# Eye Candy



## spacedoggy (May 11, 2006)

Now this is art.


----------



## SAS MAYHEM (May 16, 2007)

Yep!!! the Sarsilmaz Bernardelli 15+1, real sexy


----------



## Baldy (Jun 21, 2006)

I would say that's eye candy all right. How does it shoot?


----------



## tony pasley (May 6, 2006)

Looks good How does she dance?


----------



## OMSBH44 (Jul 7, 2006)

Plastic!

Ah..YuccH!


----------



## spacedoggy (May 11, 2006)

Baldy said:


> I would say that's eye candy all right. How does it shoot?


I don't know Baldy, SAS MAYHEM sent me to their site. You know I'll do anything for you and if you need to know get with SAS MAYHEM, buy one for me and send it to me soon so I can do A A+ review for you. I'd ask OMSBH44 to do it but you know how he is about plastic so that means he drive a model T and that would take him for ever.

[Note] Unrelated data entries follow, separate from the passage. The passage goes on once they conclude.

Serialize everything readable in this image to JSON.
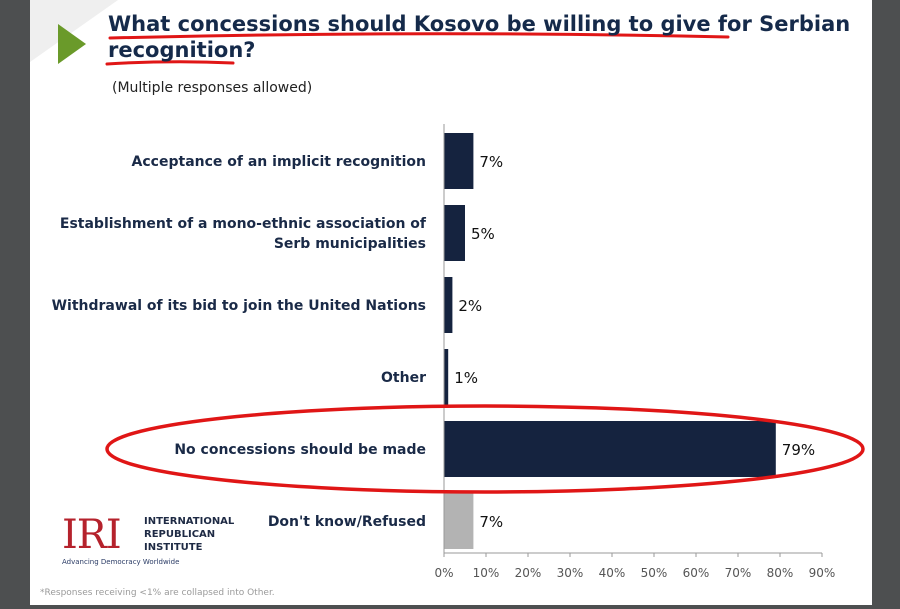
{
  "header": {
    "title_line1": "What concessions should Kosovo be willing to give for Serbian",
    "title_line2": "recognition?",
    "subtitle": "(Multiple responses allowed)"
  },
  "chart_data": {
    "type": "bar",
    "orientation": "horizontal",
    "categories": [
      [
        "Acceptance of an implicit recognition"
      ],
      [
        "Establishment of a mono-ethnic association of",
        "Serb municipalities"
      ],
      [
        "Withdrawal of its bid to join the United Nations"
      ],
      [
        "Other"
      ],
      [
        "No concessions should be made"
      ],
      [
        "Don't know/Refused"
      ]
    ],
    "values": [
      7,
      5,
      2,
      1,
      79,
      7
    ],
    "value_labels": [
      "7%",
      "5%",
      "2%",
      "1%",
      "79%",
      "7%"
    ],
    "bar_colors": [
      "#15233f",
      "#15233f",
      "#15233f",
      "#15233f",
      "#15233f",
      "#b3b3b3"
    ],
    "xlim": [
      0,
      90
    ],
    "ticks": [
      0,
      10,
      20,
      30,
      40,
      50,
      60,
      70,
      80,
      90
    ],
    "tick_labels": [
      "0%",
      "10%",
      "20%",
      "30%",
      "40%",
      "50%",
      "60%",
      "70%",
      "80%",
      "90%"
    ],
    "grid": false,
    "annotation": "red ellipse circling 'No concessions should be made'"
  },
  "logo": {
    "mark": "IRI",
    "name_lines": [
      "INTERNATIONAL",
      "REPUBLICAN",
      "INSTITUTE"
    ],
    "tagline": "Advancing Democracy Worldwide"
  },
  "footnote": "*Responses receiving <1% are collapsed into Other.",
  "colors": {
    "primary_bar": "#15233f",
    "secondary_bar": "#b3b3b3",
    "accent_arrow": "#6a9a2a",
    "annotation_red": "#e01616",
    "title": "#152a4a",
    "frame": "#4d4f50"
  }
}
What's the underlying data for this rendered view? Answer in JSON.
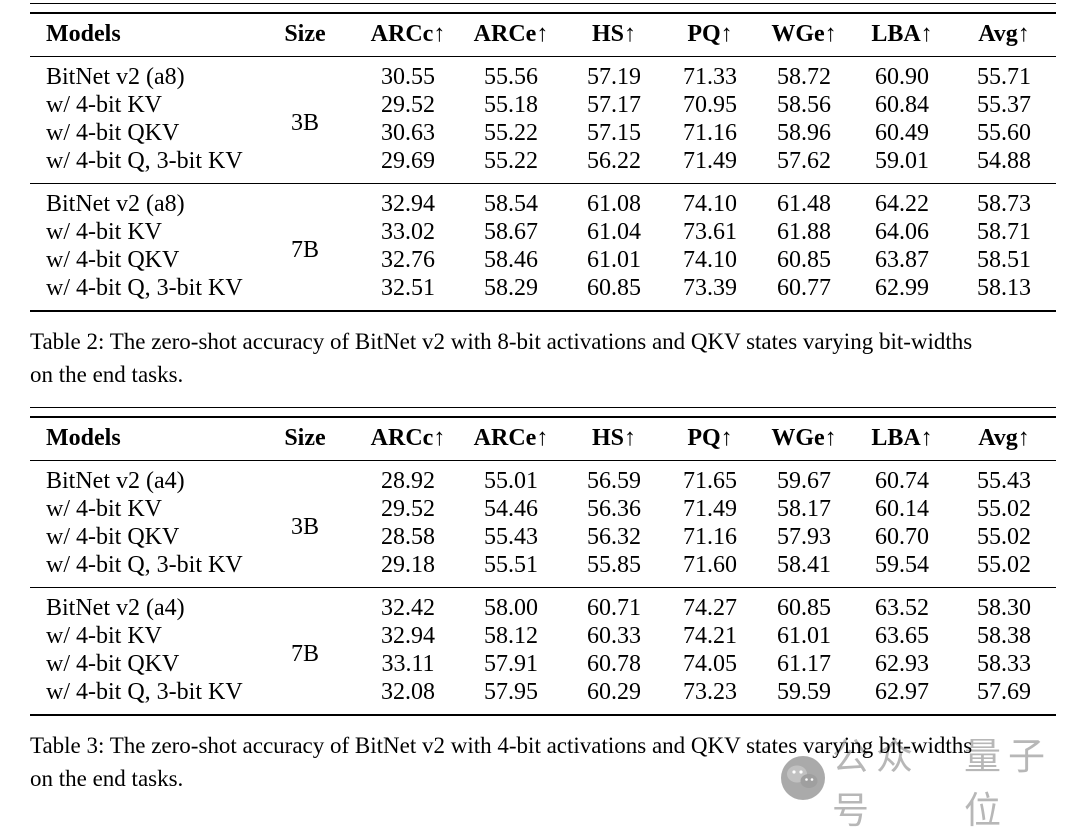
{
  "tables": [
    {
      "name": "table-2",
      "columns": [
        "Models",
        "Size",
        "ARCc↑",
        "ARCe↑",
        "HS↑",
        "PQ↑",
        "WGe↑",
        "LBA↑",
        "Avg↑"
      ],
      "groups": [
        {
          "size": "3B",
          "rows": [
            {
              "model": "BitNet v2 (a8)",
              "values": [
                "30.55",
                "55.56",
                "57.19",
                "71.33",
                "58.72",
                "60.90",
                "55.71"
              ]
            },
            {
              "model": "w/ 4-bit KV",
              "values": [
                "29.52",
                "55.18",
                "57.17",
                "70.95",
                "58.56",
                "60.84",
                "55.37"
              ]
            },
            {
              "model": "w/ 4-bit QKV",
              "values": [
                "30.63",
                "55.22",
                "57.15",
                "71.16",
                "58.96",
                "60.49",
                "55.60"
              ]
            },
            {
              "model": "w/ 4-bit Q, 3-bit KV",
              "values": [
                "29.69",
                "55.22",
                "56.22",
                "71.49",
                "57.62",
                "59.01",
                "54.88"
              ]
            }
          ]
        },
        {
          "size": "7B",
          "rows": [
            {
              "model": "BitNet v2 (a8)",
              "values": [
                "32.94",
                "58.54",
                "61.08",
                "74.10",
                "61.48",
                "64.22",
                "58.73"
              ]
            },
            {
              "model": "w/ 4-bit KV",
              "values": [
                "33.02",
                "58.67",
                "61.04",
                "73.61",
                "61.88",
                "64.06",
                "58.71"
              ]
            },
            {
              "model": "w/ 4-bit QKV",
              "values": [
                "32.76",
                "58.46",
                "61.01",
                "74.10",
                "60.85",
                "63.87",
                "58.51"
              ]
            },
            {
              "model": "w/ 4-bit Q, 3-bit KV",
              "values": [
                "32.51",
                "58.29",
                "60.85",
                "73.39",
                "60.77",
                "62.99",
                "58.13"
              ]
            }
          ]
        }
      ],
      "caption_lines": [
        "Table 2: The zero-shot accuracy of BitNet v2 with 8-bit activations and QKV states varying bit-widths",
        "on the end tasks."
      ]
    },
    {
      "name": "table-3",
      "columns": [
        "Models",
        "Size",
        "ARCc↑",
        "ARCe↑",
        "HS↑",
        "PQ↑",
        "WGe↑",
        "LBA↑",
        "Avg↑"
      ],
      "groups": [
        {
          "size": "3B",
          "rows": [
            {
              "model": "BitNet v2 (a4)",
              "values": [
                "28.92",
                "55.01",
                "56.59",
                "71.65",
                "59.67",
                "60.74",
                "55.43"
              ]
            },
            {
              "model": "w/ 4-bit KV",
              "values": [
                "29.52",
                "54.46",
                "56.36",
                "71.49",
                "58.17",
                "60.14",
                "55.02"
              ]
            },
            {
              "model": "w/ 4-bit QKV",
              "values": [
                "28.58",
                "55.43",
                "56.32",
                "71.16",
                "57.93",
                "60.70",
                "55.02"
              ]
            },
            {
              "model": "w/ 4-bit Q, 3-bit KV",
              "values": [
                "29.18",
                "55.51",
                "55.85",
                "71.60",
                "58.41",
                "59.54",
                "55.02"
              ]
            }
          ]
        },
        {
          "size": "7B",
          "rows": [
            {
              "model": "BitNet v2 (a4)",
              "values": [
                "32.42",
                "58.00",
                "60.71",
                "74.27",
                "60.85",
                "63.52",
                "58.30"
              ]
            },
            {
              "model": "w/ 4-bit KV",
              "values": [
                "32.94",
                "58.12",
                "60.33",
                "74.21",
                "61.01",
                "63.65",
                "58.38"
              ]
            },
            {
              "model": "w/ 4-bit QKV",
              "values": [
                "33.11",
                "57.91",
                "60.78",
                "74.05",
                "61.17",
                "62.93",
                "58.33"
              ]
            },
            {
              "model": "w/ 4-bit Q, 3-bit KV",
              "values": [
                "32.08",
                "57.95",
                "60.29",
                "73.23",
                "59.59",
                "62.97",
                "57.69"
              ]
            }
          ]
        }
      ],
      "caption_lines": [
        "Table 3: The zero-shot accuracy of BitNet v2 with 4-bit activations and QKV states varying bit-widths",
        "on the end tasks."
      ]
    }
  ],
  "watermark": {
    "icon": "wechat-logo",
    "label_account": "公众号",
    "label_name": "量子位",
    "color": "#ababab"
  }
}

That baby just caught my eye.


----------



## SAS MAYHEM (May 16, 2007)

I've been in contact with Mr. Cherry of Cherry guns. I hope I'll know something in the AM. He told me that there are going to carry them, and I was put into contact with Cherry by Sarsilmaz in Turkey inquiring the purchase of any one of there pistols. So I hope to know somthinh soon. And if I do I'll pass it on to you all ASAP :smt023

Cheers


----------



## SAS MAYHEM (May 16, 2007)

I just got this e-mail from Mr. K Cherry

_"ALL Sarsilmaz items will be available on a special order only. Until we get a good fix on what sells we will not be stocking anything. The only items I will have will be the Sarsilmaz items. If you go to their web site, let me know which guns and which finish you are interested in and I can quote you a price.

Sincerely,

Kevin Cherry"_

So I'm going to send him a list today to see what the costs are for the firearms.


----------



## SAS MAYHEM (May 16, 2007)

I sent a e mail to Cherry today and asked for prices on these 5.

BERNARDELLİ
BERNARDELLİ COMPACT
K2
KAMA LONG
KAMA SPORT


----------



## SAS MAYHEM (May 16, 2007)

Well I jut got this e from Mr Kevin



> We can surely get the guns but, right now, we are not stocking anything. We are accepting orders and, when we have 30 or 40 pieces accumulated, they will ship the guns to us. Otherwise, it becomes too expensive.
> 
> Best Regards,
> 
> Kevin


Right now I'm trying to get the part numbers then he can get us some prices.


----------



## stormbringerr (May 22, 2007)

they have the SARSILMAZ HANCER 9MM at academy in Austin for $399.00


----------



## denfoote (May 7, 2006)

*I dunno.*

Last week our wonderful congress did something stupid.

They condemned Turkey for something that happened over 150 years ago.

Turkey has recalled their ambassador, so officially, there is no diplomatic relations. In addition, Turkey is talking about invading Iraq to get rid of the Kurds, which will put us in a direct shooting war!!

Point is, there may not be any Turkish pistols coming into the country!!!


----------



## spacedoggy (May 11, 2006)

denfoote said:


> Last week our wonderful congress did something stupid.
> 
> They condemned Turkey for something that happened over 150 years ago.
> 
> ...


Don't worry I just called GWB and told him there are WMD hidden in all the Turkey's firearms and send in the troops and bring these back here.

I'm making a joke because I'm very fond of our president.


----------